Pomponia abrió la boca para rebatir, pero sólo le salió un gemido sofocado. Escapó, yendo a refugiarse en sus habitaciones, y Publio se quedó a solas con su padre, que le lanzó una mirada dura y apresurada, mientras señalaba con un brazo todo el trasiego que los rodeaba.
—Ayuda a preparar nuestras cosas —ordenó con ademán expeditivo—. Partimos hoy mismo.
—¿Adonde nos dirigimos? —preguntó Publio, con voz temblorosa.
—Zarpamos mañana por la mañana para Pisae —le respondió su padre—. Allí asumiremos el mando de las legiones y nos dirigiremos al norte, a la Cisalpina.
A Publio le empezó a dar vueltas la cabeza, pero se controló para intentar mantenerse impasible delante de su padre.
—¿Estamos en guerra? —preguntó, evitando apenas los balbuceos.
—Sí —respondió el padre, mirándolo fijamente a los ojos—. Y te quiero conmigo. Ahora eres un hombre. Eres un Escipión. Debes conquistar tu parte de gloria.
Una vez dicho esto, el padre pareció olvidarse de él. Se dirigió hacia los esclavos, gritando órdenes con su energía habitual.
Publio se tambaleó, buscó a tientas la pared, pero dos manos lo aferraron antes de que tropezara con sus propios pies y se desmoronara al suelo.
—Era lo que más deseabas —le dijo Versilio en voz tan baja que sólo él pudo oírlo. Publio percibió pena en la voz del esclavo, quizá también una pizca de miedo.
—¡Tú vendrás conmigo! —exclamó, reanimándose—. Por fin combatiremos.

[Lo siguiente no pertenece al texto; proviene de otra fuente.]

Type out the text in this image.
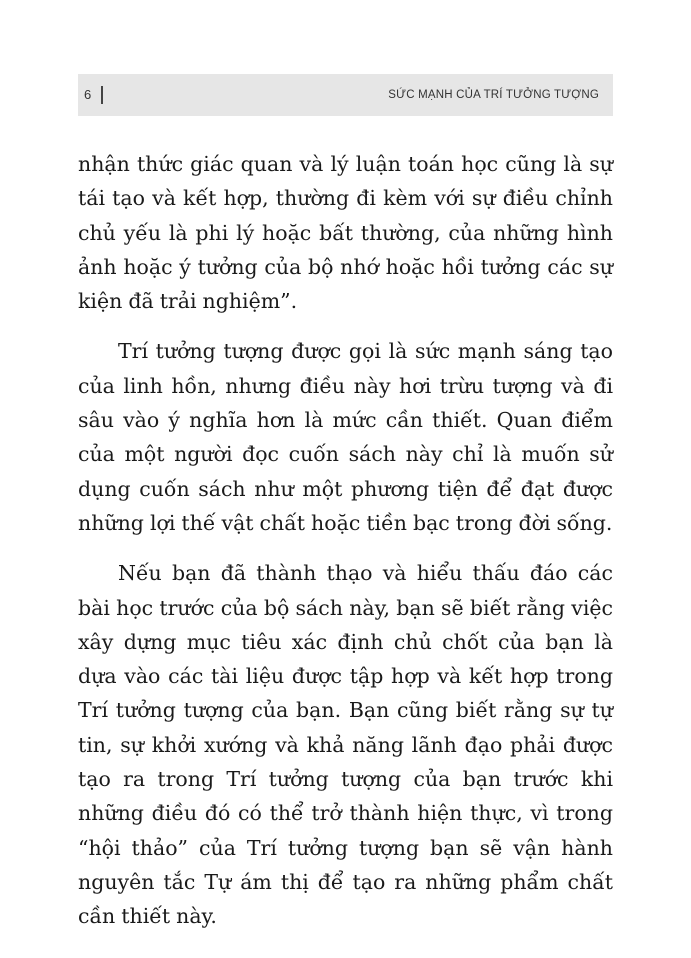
6	SỨC MẠNH CỦA TRÍ TƯỞNG TƯỢNG

nhận thức giác quan và lý luận toán học cũng là sự tái tạo và kết hợp, thường đi kèm với sự điều chỉnh chủ yếu là phi lý hoặc bất thường, của những hình ảnh hoặc ý tưởng của bộ nhớ hoặc hồi tưởng các sự kiện đã trải nghiệm”.

Trí tưởng tượng được gọi là sức mạnh sáng tạo của linh hồn, nhưng điều này hơi trừu tượng và đi sâu vào ý nghĩa hơn là mức cần thiết. Quan điểm của một người đọc cuốn sách này chỉ là muốn sử dụng cuốn sách như một phương tiện để đạt được những lợi thế vật chất hoặc tiền bạc trong đời sống.

Nếu bạn đã thành thạo và hiểu thấu đáo các bài học trước của bộ sách này, bạn sẽ biết rằng việc xây dựng mục tiêu xác định chủ chốt của bạn là dựa vào các tài liệu được tập hợp và kết hợp trong Trí tưởng tượng của bạn. Bạn cũng biết rằng sự tự tin, sự khởi xướng và khả năng lãnh đạo phải được tạo ra trong Trí tưởng tượng của bạn trước khi những điều đó có thể trở thành hiện thực, vì trong “hội thảo” của Trí tưởng tượng bạn sẽ vận hành nguyên tắc Tự ám thị để tạo ra những phẩm chất cần thiết này.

Versilio no respondió y se limitó a dejarlo cuando Publio se soltó de su apretón. No le importaba si el siracusano, por lo general contrario a las guerras y a las operaciones militares, veía en aquel giro de su vida un motivo de peligro. El había soñado mil veces con aquel momento, y ahora que finalmente había llegado tenía la intención de disfrutarlo a fondo.
—¡Ayúdame! —gritó, espoleando a Versilio para que se moviera. Quería estar listo para cuando su padre diera la orden de partir. Y poder así caminar a su lado mientras el cónsul Publio Cornelio Escipión partía hacia el frente de guerra.
Un día los poetas describirían aquel momento, y quería formar parte de él, reclamando lo que le correspondía por derecho hereditario.
Ni siquiera notó, mientras trajinaba excitado con sus cosas, la mirada triste de Versilio. Tampoco oyó el llanto sofocado que llegaba de las habitaciones de su madre.